Noch sind die Roboter zu teuer
Deren Lohnkosten kommen zu den Investitionen von rund 80 000 Schweizer Franken für den Roboter hinzu. Der Avo von Ecorobotix ist auf ähnlichem Niveau. Zur Markteinführung im kommenden Jahr soll er nach Firmenangaben unter 100 000 Franken kosten. Hansueli Dierauer rechnet allerdings mit einem deutlichen Preisrückgang bei Farmrobotern, wenn die Entwicklung vorangeht und mehr Geräte verkauft werden: „Wie früher bei den Computern.“
Dann wird es umso wahrscheinlicher, dass der Einsatz günstiger ist als die herkömmliche Bewirtschaftung mittels Traktor und diverser Anbaugeräte sowie menschlicher Arbeitskräfte. Zumal diese immer schwerer zu finden sind. „Egal ob Unkrautziehen oder die Ernte von Obst und Gemüse – das ist körperlich anstrengend, hinzu kommen Hitze oder Staub, das macht keiner wirklich gern“, sagt Cornelia Weltzien vom Leibniz-Institut für Agrartechnik und Bioökonomie in Potsdam.

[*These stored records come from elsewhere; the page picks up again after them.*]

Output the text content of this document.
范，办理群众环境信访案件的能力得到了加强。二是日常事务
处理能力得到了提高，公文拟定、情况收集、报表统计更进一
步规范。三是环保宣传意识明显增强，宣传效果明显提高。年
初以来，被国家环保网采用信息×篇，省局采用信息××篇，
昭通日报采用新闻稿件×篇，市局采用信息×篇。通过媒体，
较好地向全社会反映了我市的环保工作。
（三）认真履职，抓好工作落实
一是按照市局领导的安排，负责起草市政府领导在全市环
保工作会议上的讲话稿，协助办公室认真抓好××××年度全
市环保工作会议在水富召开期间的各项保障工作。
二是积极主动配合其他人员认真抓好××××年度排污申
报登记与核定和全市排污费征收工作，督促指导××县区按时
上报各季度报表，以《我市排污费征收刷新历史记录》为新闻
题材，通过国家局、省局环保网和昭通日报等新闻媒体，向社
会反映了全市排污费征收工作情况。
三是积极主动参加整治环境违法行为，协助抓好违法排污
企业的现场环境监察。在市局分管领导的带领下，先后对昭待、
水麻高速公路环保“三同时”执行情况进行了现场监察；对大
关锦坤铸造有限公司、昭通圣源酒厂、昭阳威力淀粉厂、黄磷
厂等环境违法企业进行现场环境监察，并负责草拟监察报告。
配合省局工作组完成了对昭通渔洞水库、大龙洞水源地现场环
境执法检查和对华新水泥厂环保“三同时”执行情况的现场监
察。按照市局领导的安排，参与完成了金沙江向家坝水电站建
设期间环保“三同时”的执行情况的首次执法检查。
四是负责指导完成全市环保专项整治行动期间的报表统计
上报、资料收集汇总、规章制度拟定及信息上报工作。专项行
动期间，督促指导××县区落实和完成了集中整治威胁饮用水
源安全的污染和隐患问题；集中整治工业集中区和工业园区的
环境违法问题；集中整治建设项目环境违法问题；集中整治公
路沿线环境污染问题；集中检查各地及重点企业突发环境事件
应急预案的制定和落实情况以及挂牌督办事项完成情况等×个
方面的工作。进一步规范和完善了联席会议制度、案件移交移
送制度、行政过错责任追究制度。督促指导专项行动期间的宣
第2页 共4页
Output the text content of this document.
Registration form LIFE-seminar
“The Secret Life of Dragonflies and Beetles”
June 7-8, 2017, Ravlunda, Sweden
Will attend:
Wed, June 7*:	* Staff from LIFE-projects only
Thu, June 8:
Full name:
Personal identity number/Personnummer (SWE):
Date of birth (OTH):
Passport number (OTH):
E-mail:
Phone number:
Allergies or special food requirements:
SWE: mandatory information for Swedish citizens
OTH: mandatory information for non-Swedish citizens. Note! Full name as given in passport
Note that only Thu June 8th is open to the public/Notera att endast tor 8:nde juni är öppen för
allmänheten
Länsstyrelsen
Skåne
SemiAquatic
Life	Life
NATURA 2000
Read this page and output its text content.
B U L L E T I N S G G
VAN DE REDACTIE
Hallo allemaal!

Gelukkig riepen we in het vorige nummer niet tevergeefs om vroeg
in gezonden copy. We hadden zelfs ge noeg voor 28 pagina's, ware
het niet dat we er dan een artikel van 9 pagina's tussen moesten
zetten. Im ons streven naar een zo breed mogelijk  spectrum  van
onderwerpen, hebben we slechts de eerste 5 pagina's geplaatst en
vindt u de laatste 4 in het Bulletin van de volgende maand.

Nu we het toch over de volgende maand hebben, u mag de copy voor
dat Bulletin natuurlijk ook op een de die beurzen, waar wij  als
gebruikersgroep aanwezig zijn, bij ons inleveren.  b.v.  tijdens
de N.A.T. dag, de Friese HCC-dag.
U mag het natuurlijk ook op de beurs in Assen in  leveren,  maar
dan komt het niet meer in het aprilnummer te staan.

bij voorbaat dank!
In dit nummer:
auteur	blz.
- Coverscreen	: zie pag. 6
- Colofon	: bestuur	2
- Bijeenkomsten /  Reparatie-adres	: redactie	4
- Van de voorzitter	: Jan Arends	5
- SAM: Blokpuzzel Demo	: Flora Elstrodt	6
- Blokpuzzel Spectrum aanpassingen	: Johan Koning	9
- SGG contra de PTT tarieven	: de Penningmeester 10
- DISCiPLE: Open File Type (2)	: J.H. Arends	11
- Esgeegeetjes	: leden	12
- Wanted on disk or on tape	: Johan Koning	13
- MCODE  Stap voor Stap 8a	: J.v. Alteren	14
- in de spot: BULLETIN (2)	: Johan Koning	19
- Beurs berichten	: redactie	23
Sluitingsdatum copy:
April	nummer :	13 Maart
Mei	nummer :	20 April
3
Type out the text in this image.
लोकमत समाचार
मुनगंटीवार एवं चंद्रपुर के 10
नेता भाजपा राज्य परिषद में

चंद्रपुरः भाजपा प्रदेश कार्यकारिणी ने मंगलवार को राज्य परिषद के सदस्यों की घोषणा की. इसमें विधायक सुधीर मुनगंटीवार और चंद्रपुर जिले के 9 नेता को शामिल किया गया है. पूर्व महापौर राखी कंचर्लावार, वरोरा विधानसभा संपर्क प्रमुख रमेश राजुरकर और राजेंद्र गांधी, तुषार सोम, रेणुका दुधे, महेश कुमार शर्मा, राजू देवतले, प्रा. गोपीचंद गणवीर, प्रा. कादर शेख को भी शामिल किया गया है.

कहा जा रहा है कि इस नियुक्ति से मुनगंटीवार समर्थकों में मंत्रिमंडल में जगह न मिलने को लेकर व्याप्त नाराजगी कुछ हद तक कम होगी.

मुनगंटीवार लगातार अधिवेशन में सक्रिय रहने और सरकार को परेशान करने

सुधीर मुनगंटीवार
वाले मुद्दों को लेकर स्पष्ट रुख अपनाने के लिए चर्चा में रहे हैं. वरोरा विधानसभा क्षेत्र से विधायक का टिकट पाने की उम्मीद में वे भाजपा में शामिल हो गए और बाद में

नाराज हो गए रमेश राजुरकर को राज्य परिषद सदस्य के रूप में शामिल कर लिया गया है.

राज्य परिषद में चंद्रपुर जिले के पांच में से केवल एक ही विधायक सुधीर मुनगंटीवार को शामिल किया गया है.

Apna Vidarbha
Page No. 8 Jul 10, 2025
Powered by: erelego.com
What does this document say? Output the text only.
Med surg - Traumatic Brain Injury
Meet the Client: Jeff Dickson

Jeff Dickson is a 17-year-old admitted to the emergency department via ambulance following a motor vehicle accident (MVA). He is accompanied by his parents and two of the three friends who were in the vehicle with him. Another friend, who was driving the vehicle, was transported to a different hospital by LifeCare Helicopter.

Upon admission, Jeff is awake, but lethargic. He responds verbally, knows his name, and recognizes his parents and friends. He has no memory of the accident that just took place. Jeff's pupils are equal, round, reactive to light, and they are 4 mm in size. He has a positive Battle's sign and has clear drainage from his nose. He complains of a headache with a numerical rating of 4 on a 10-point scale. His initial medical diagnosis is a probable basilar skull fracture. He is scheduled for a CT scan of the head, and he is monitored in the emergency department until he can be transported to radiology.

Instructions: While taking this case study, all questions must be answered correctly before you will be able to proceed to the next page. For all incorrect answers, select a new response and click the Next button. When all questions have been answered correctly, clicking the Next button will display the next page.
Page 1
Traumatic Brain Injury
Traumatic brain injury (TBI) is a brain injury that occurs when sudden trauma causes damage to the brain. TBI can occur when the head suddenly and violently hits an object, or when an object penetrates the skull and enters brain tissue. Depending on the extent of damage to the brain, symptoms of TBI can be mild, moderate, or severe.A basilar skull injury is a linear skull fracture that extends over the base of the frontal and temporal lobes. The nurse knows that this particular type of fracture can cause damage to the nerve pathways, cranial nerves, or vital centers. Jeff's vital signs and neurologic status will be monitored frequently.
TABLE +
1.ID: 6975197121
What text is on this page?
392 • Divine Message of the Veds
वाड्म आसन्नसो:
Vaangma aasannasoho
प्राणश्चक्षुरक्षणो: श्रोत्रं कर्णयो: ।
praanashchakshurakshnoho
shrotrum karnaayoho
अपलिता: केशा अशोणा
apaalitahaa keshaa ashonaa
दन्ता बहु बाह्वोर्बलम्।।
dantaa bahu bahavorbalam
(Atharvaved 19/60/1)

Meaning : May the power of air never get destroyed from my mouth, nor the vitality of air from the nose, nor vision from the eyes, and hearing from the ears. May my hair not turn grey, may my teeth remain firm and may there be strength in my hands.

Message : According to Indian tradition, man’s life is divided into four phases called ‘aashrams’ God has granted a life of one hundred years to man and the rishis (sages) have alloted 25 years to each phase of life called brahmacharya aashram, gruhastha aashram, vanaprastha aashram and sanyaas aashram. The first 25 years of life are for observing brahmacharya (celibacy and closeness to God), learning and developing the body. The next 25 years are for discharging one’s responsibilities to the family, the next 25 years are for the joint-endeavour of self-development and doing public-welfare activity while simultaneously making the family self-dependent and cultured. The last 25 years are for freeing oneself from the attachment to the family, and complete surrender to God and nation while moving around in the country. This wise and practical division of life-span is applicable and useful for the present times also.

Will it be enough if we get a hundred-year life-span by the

Der Mangel an Arbeitskräften dürfte sich ihrer Meinung nach verschärfen. „Pflanzenschutzmittel einzusetzen wird schwieriger, man denke nur an die Diskussion um Glyphosat. Für die Unkrautbekämpfung werden mechanische Verfahren wichtiger.“ Fehlen die Leute, haben Roboter bessere Chancen. Ein Innovationsdruck, den man auch aus anderen Branchen kennt, etwa bei Lieferdiensten oder der Pflege.
Roboter auch in den Ställen?
Weltzien ist sich sicher, dass es in den nächsten Jahren erheblich mehr autonome Geräte in der Landwirtschaft geben wird: neben Robotern im Stall fürs Melken, Füttern und Putzen auch solche fürs Unkrautjäten oder zur Ernte. „In den umsatzstarken Märkten für Erdbeeren und Äpfel sind Roboter praxisreif, bald werden sie auch Gemüse ernten“, sagt die Forscherin. Ökonomen rechnen mit Milliardenumsätzen jährlich in den kommenden Jahren.
Was passiert bei Hacker-Angriffen?
Andreas Keiser von der HAFL rechnet damit, dass künftig mehr Roboter in der Landwirtschaft arbeiten werden. Doch wie steht es um die Sicherheit der Geräte? Sie sind so programmiert, dass sie ein durch GPS-Koordinaten definiertes Feld nicht verlassen und haben Sensoren dank derer sie stoppen, sobald ein Mensch in der Nähe ist. „Bei einem Hackerangriff könnten diese Mechanismen überwunden oder anderweitig Schaden angerichtet werden“, warnt der Wissenschafter. Die Hersteller müssten entsprechende Vorkehrungen treffen und der Gesetzgeber sollte reagieren.